Mumbai, April 20 (Inditop.com) Sharp differences appeared between the ruling coalition partners Congress and Nationalist Congress Party (NCP) Tuesday over the transfer of Pune Police Commissioner Satyapal Singh.

While Minister of State for Home Ramesh Bagwe (Congress) announced in the state legislative council that Singh would soon be transferred from his post, Home Minister R.R.Patil, who is from the NCP, denied any such proposal.

Responding to members’ concern over the deteriorating law and order situation of Pune in the upper house of the state legislature, Bagwe said Singh would soon be transferred. Barely a couple of hours later, Patil said he was not aware of any proposal to remove Singh from his post.

Moreover, Patil pointed out that any such transfer proposals could be taken only in consultation with the chief minister and the home minister.

He said Singh was doing work in Pune and it would “not be proper” to blame him for the soaring crime rate or the law and order situation in that city.

Bagwe’s surprise announcement came after Shiv Sena’s Neelam Gorhe and other opposition members demanded action against Singh in view of the deteriorating law and order situation in the state’s information technology and academics capital.

Pune has been in the limelight for all the wrong reasons in the past few months, starting with the Feb 13 German Bakery terror blast in which a breakthrough has yet to be achieved.

Soon thereafter, a married woman from Nagpur seeking a job in Pune was gang-raped by four people who offered her a lift home.
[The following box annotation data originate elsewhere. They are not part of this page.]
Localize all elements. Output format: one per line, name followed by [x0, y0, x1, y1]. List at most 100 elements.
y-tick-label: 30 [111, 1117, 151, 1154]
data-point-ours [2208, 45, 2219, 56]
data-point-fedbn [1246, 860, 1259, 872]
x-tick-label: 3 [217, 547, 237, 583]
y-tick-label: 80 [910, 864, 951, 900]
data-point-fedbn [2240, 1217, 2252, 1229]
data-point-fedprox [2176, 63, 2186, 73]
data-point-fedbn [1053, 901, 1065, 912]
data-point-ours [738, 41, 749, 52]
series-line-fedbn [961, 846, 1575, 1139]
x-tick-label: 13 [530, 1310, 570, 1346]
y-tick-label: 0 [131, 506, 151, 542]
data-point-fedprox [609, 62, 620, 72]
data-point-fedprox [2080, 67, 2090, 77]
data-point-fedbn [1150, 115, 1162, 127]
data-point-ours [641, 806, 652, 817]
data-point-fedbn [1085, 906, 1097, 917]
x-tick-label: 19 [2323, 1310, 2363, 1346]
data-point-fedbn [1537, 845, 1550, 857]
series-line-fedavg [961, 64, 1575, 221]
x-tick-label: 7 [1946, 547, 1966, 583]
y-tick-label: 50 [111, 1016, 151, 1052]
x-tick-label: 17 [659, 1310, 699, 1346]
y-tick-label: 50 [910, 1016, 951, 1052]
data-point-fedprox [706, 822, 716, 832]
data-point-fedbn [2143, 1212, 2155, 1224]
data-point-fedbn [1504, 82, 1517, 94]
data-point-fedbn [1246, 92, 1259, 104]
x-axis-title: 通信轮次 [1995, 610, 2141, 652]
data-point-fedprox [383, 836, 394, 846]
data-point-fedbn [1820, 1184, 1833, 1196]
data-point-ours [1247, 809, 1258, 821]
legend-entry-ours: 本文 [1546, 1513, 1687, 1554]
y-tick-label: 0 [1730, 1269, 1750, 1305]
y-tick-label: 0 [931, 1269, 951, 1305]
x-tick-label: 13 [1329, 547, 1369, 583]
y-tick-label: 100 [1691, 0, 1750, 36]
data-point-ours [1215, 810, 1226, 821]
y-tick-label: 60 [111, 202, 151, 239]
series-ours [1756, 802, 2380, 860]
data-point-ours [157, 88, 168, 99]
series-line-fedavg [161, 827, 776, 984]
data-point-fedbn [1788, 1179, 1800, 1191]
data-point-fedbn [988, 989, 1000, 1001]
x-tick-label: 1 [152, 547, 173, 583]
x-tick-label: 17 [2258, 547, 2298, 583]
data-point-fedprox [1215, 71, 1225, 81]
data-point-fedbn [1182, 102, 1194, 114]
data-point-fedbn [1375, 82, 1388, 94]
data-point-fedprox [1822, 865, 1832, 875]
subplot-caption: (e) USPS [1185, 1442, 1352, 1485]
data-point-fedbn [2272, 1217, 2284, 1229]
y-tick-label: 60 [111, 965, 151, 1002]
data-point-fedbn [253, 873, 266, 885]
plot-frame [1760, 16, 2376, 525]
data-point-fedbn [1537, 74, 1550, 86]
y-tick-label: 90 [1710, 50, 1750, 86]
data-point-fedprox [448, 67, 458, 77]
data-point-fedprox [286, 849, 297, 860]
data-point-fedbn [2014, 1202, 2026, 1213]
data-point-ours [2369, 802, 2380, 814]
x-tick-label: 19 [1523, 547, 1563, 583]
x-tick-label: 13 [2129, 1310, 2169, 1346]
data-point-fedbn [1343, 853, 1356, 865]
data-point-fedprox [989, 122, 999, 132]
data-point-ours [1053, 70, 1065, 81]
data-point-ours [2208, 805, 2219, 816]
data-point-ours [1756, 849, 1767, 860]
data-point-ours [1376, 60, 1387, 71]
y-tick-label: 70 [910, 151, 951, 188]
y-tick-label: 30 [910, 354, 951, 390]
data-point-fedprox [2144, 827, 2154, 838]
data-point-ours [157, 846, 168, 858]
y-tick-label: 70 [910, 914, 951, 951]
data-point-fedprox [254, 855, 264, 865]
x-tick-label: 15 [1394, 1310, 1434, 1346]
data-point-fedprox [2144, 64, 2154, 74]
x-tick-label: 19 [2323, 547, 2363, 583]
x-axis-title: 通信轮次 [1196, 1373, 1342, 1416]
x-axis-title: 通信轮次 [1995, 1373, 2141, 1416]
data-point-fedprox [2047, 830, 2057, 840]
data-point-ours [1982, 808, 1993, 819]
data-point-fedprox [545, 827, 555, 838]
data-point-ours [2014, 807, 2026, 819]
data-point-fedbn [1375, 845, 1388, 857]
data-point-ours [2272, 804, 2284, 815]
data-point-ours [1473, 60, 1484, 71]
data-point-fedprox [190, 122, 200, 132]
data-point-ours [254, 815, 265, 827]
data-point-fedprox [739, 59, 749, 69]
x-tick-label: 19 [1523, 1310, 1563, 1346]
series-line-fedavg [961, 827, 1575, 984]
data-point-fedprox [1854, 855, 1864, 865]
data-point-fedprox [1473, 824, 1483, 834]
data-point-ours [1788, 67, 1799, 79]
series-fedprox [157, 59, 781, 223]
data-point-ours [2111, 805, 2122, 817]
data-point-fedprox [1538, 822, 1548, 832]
This was followed by the gang-rapes of a young girl and another married woman who is a senior state government officer.

Last week, two women, a senior bank officer and her daughter, were brutally killed in their home by unidentified assailants, sending shockwaves in the generally peaceful city.

In a related development, Patil said the government will conduct the trials into the gang-rape cases in fast track courts.

The trials would be completed within six months.

Patil added that the accused in the Beed gang-rape of a Pune-based senior state government officer would be charged under the stringent Maharashtra Control of Organised Crime Act (MCOCA).

He added that the government would recruit 1,500 policemen in Pune and set up a committee headed by former high court judge S.C.Dharmadhikari to recommend stricter laws against crimes against women.